= Wrap Your Troubles in Dreams (song) =

1931 popular song by Harry Barris

"Wrap Your Troubles in Dreams", also known as "Wrap Your Troubles in Dreams (and Dream Your Troubles Away)", is a popular song written by Harry Barris with lyrics by Ted Koehler and Billy Moll, published in 1931.

The original 1931 popular hit recording was made by Bing Crosby with the Gus Arnheim Orchestra on March 2, 1931 for Victor Records, but the song has become a standard, recorded by many other artists since. Bing Crosby recorded the song four times over his career as well as performing its film debut in the Mack Sennett short, One More Chance (1931). An outtake from one of the sessions, recorded on June 9, 1939, was preserved by blooper compiler Kermit Schafer in which Bing has his most famous "blowup" when he continues singing ad-lib and occasionally risqué words perfectly in tune.

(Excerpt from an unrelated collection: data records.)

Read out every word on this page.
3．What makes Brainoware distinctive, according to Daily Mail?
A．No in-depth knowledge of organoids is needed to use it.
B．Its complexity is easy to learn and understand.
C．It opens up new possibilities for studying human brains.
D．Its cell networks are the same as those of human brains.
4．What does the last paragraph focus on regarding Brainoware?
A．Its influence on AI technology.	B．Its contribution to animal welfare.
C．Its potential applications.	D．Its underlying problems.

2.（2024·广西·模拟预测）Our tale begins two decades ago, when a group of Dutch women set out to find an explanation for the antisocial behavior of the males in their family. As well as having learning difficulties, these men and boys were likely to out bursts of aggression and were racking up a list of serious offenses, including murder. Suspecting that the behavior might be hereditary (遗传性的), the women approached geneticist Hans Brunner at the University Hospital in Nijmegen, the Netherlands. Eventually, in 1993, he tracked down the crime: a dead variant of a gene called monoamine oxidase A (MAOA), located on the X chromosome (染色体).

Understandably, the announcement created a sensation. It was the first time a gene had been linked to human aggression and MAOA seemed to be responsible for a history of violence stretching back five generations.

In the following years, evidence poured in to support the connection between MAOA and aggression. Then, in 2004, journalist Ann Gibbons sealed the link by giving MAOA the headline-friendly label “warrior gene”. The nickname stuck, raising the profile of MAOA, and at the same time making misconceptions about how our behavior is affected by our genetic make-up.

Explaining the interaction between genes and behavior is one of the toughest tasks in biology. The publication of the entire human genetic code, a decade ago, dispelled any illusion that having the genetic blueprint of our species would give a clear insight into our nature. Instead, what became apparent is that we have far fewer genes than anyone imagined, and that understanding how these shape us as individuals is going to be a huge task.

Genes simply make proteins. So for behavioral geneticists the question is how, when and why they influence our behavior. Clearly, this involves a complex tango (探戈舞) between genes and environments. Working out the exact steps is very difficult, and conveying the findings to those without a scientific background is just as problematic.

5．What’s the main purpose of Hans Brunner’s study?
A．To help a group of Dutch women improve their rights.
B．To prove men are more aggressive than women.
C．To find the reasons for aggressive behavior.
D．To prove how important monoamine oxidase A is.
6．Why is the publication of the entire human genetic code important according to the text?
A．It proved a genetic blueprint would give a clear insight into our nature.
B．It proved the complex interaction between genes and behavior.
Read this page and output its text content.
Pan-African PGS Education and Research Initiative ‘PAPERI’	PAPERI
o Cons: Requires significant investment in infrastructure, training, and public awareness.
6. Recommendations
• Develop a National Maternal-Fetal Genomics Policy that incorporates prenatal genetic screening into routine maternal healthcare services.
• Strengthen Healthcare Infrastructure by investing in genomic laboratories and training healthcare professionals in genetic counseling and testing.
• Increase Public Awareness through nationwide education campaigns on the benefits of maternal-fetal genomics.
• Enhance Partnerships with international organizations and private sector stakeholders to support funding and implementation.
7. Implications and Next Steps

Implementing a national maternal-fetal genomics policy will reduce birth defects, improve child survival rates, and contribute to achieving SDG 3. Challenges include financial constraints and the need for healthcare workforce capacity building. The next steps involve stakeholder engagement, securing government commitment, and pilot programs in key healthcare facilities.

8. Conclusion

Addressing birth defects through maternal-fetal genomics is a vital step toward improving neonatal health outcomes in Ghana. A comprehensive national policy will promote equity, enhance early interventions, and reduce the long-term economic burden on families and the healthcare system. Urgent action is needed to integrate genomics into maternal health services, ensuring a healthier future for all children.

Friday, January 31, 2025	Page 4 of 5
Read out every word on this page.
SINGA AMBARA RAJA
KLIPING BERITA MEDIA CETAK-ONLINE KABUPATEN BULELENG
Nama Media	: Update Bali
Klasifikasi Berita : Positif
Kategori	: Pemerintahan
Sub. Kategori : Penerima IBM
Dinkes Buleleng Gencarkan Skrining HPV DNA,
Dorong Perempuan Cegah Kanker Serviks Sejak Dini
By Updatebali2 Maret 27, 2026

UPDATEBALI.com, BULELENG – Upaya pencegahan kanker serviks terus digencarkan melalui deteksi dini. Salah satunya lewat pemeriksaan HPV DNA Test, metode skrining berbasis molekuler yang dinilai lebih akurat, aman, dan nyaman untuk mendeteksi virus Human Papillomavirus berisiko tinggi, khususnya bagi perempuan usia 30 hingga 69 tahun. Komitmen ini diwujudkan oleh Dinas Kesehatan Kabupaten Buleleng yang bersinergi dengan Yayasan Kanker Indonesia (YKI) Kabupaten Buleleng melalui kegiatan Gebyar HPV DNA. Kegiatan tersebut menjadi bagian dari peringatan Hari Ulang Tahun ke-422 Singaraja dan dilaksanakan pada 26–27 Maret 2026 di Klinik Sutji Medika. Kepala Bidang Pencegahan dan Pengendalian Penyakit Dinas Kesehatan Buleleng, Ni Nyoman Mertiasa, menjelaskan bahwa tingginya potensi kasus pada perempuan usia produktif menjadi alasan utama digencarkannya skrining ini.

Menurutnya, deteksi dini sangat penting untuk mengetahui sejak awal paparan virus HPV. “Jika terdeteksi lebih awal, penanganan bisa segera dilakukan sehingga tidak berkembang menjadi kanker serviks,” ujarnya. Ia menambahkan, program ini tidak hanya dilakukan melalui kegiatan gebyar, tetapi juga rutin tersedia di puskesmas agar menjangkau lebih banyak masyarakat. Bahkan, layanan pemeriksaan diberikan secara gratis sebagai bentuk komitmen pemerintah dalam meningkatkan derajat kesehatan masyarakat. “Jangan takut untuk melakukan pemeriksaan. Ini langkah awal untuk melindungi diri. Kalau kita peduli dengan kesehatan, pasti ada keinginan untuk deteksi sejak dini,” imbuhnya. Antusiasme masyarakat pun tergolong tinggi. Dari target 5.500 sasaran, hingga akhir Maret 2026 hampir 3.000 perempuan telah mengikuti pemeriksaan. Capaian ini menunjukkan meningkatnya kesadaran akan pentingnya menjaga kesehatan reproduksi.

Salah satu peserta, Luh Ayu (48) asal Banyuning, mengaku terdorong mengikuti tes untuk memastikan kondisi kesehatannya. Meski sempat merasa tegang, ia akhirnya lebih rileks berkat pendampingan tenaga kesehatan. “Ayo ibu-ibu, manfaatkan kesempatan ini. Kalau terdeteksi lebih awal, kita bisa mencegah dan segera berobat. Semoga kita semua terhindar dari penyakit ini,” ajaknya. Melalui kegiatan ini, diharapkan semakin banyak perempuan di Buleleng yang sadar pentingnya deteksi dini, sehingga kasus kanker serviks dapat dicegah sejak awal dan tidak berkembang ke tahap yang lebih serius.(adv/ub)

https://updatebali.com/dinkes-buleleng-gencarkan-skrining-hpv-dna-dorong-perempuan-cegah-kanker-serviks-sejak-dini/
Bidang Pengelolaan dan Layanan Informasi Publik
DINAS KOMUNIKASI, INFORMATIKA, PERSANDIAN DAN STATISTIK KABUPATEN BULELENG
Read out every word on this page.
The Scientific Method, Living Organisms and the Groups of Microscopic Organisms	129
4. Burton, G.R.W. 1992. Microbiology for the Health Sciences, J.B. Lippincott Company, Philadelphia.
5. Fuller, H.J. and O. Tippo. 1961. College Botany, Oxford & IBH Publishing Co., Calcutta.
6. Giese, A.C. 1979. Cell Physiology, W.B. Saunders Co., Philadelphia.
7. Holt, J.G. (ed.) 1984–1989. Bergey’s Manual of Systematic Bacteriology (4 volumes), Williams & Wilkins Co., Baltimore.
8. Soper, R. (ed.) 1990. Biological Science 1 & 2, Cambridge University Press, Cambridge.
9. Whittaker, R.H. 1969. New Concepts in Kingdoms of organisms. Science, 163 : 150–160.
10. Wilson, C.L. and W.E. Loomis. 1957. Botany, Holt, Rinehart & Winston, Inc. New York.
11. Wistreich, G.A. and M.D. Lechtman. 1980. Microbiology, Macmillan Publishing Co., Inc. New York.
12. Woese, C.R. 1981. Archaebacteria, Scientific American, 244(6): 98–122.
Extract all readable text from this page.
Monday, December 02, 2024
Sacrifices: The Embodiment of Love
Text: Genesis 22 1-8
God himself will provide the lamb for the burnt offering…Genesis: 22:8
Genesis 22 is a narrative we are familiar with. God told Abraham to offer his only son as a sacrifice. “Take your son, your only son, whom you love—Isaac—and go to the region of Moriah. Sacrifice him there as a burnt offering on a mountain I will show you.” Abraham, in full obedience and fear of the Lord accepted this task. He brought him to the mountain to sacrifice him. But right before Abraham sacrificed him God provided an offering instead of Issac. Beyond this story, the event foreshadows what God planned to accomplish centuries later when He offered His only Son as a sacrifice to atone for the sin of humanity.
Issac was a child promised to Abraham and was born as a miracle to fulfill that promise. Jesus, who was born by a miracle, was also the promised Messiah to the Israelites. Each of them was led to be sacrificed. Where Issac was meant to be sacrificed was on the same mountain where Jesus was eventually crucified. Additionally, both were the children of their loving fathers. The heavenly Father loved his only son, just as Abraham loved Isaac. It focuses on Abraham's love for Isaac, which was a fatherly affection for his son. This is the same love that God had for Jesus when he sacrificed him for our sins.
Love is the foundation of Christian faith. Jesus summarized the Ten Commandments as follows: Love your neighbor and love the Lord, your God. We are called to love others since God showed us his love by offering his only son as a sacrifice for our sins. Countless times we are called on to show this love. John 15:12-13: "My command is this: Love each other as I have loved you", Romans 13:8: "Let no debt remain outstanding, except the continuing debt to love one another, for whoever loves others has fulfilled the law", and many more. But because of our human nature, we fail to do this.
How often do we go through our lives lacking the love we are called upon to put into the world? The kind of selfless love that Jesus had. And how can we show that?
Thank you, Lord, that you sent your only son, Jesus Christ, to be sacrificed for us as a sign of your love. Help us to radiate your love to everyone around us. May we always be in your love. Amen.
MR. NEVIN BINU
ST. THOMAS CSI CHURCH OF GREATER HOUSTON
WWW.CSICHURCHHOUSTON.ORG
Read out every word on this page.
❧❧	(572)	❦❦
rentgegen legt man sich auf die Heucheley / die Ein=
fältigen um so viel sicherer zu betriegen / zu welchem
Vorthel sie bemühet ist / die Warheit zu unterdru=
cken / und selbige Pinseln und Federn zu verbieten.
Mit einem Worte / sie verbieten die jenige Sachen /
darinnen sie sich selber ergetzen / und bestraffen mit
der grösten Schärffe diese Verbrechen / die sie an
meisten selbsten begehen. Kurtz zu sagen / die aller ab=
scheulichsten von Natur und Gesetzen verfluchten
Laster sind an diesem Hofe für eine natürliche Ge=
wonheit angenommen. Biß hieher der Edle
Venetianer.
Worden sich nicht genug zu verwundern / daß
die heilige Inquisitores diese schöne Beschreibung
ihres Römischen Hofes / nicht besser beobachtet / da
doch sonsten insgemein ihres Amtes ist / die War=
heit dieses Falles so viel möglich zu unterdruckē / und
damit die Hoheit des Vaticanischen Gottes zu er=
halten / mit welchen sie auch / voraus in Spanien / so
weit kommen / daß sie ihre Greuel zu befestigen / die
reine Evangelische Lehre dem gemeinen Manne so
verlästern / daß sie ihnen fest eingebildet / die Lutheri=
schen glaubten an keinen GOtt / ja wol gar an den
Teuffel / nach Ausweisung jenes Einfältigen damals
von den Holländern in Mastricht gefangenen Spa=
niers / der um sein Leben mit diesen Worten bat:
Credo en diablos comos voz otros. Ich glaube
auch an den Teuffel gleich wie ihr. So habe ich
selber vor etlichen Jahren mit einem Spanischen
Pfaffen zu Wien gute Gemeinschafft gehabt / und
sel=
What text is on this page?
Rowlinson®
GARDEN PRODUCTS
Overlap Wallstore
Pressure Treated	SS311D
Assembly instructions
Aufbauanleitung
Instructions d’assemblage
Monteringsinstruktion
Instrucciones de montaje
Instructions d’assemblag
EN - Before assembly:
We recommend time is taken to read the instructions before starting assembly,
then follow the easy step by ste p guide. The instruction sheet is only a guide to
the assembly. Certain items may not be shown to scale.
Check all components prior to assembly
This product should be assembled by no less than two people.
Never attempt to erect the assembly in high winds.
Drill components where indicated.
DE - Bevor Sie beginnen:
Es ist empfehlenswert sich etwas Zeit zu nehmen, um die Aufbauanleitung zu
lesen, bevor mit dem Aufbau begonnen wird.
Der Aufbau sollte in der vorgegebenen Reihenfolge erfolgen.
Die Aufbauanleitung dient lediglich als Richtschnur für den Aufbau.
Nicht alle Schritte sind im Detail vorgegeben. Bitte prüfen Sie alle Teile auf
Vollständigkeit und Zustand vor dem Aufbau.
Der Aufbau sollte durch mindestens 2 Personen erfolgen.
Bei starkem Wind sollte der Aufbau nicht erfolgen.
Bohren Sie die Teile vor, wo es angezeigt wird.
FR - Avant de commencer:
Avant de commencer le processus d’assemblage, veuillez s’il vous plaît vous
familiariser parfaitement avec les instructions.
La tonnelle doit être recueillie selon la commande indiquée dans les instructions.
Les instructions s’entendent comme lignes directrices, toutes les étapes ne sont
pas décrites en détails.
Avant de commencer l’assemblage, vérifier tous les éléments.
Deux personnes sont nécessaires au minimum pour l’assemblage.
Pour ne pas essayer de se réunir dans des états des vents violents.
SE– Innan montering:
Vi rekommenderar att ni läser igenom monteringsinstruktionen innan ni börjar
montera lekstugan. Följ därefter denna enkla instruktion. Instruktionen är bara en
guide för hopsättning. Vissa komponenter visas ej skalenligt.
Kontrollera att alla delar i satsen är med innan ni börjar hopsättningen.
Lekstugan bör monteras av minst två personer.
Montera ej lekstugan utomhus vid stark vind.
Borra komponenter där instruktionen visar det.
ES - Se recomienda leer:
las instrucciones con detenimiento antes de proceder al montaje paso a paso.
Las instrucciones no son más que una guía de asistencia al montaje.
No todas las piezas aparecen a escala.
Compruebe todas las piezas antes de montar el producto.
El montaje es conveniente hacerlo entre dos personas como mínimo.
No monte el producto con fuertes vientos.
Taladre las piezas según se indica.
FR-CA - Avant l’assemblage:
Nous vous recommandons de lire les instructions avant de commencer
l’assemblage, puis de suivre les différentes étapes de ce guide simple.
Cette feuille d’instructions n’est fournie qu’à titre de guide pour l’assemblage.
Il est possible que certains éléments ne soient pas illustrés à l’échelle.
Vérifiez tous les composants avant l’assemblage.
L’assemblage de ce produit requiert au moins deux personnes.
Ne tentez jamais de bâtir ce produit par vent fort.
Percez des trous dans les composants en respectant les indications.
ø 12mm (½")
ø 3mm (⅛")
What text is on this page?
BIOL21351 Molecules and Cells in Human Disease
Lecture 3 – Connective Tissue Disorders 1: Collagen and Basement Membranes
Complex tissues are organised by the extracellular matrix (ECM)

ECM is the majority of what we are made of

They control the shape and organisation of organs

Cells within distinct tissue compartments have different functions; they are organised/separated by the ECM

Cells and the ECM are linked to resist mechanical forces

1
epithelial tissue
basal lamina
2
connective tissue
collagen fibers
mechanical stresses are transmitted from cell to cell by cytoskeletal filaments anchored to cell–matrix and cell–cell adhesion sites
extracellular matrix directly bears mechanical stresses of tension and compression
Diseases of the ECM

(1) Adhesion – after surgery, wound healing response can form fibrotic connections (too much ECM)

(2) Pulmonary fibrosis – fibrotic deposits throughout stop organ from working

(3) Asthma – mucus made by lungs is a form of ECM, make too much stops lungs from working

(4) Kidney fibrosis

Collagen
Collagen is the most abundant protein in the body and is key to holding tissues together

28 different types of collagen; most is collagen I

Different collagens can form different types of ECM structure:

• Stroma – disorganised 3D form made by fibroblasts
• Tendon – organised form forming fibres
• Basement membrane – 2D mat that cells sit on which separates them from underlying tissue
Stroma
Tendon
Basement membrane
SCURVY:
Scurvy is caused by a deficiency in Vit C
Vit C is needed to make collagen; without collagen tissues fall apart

“Life’s really funny that way.
Sang the wrong melody
We’ll play it back
See what it sounds like, hey-hey.

“They cut out eight bars,
the dirty bastards.
I didn’t know which eight bars,
he was gonna cut.
Why don’t somebody tell me
these things around here?
Holy Christ, I’m going off my nut.”

That outtake was presented in the PBS American Masters episode Bing Crosby Rediscovered.

Imogene Coca performed this song in an episode of Your Show of Shows while dressed as a hobo; the audience reaction was so favorable that she encored her version in the last episode of the variety series, making this the only song she performed in two different episodes of Your Show of Shows.

==Other notable recordings==
- 1931: Louis Armstrong - recorded November 4, 1931 for Okeh Records, catalog No. 41530.
- 1931: Mildred Bailey - recorded September 15, 1931 for Brunswick Records (6184).
- 1942: Erskine Hawkins and His Orchestra (vocal by Jimmy Mitchelle) - reached the No. 23 position in the Billboard charts in 1942.
- 1946: Georgia Gibbs
- 1947: Frankie Laine. He also sang it in the film Rainbow 'Round My Shoulder (1952).
- 1954: Frank Sinatra for his album Swing Easy!
- 1958: Dean Martin for his Sleep Warm album.
- 1960: Sue Raney in her Songs for a Raney Day album.
- 1961: Sarah Vaughan - for her album The Divine One.
- 1963: Bill Evans, for his album Interplay.
- 1964: Tony Bennett included in his album Who Can I Turn To.
- 1974: Barbra Streisand included in the soundtrack The Way We Were: Original Soundtrack Recording.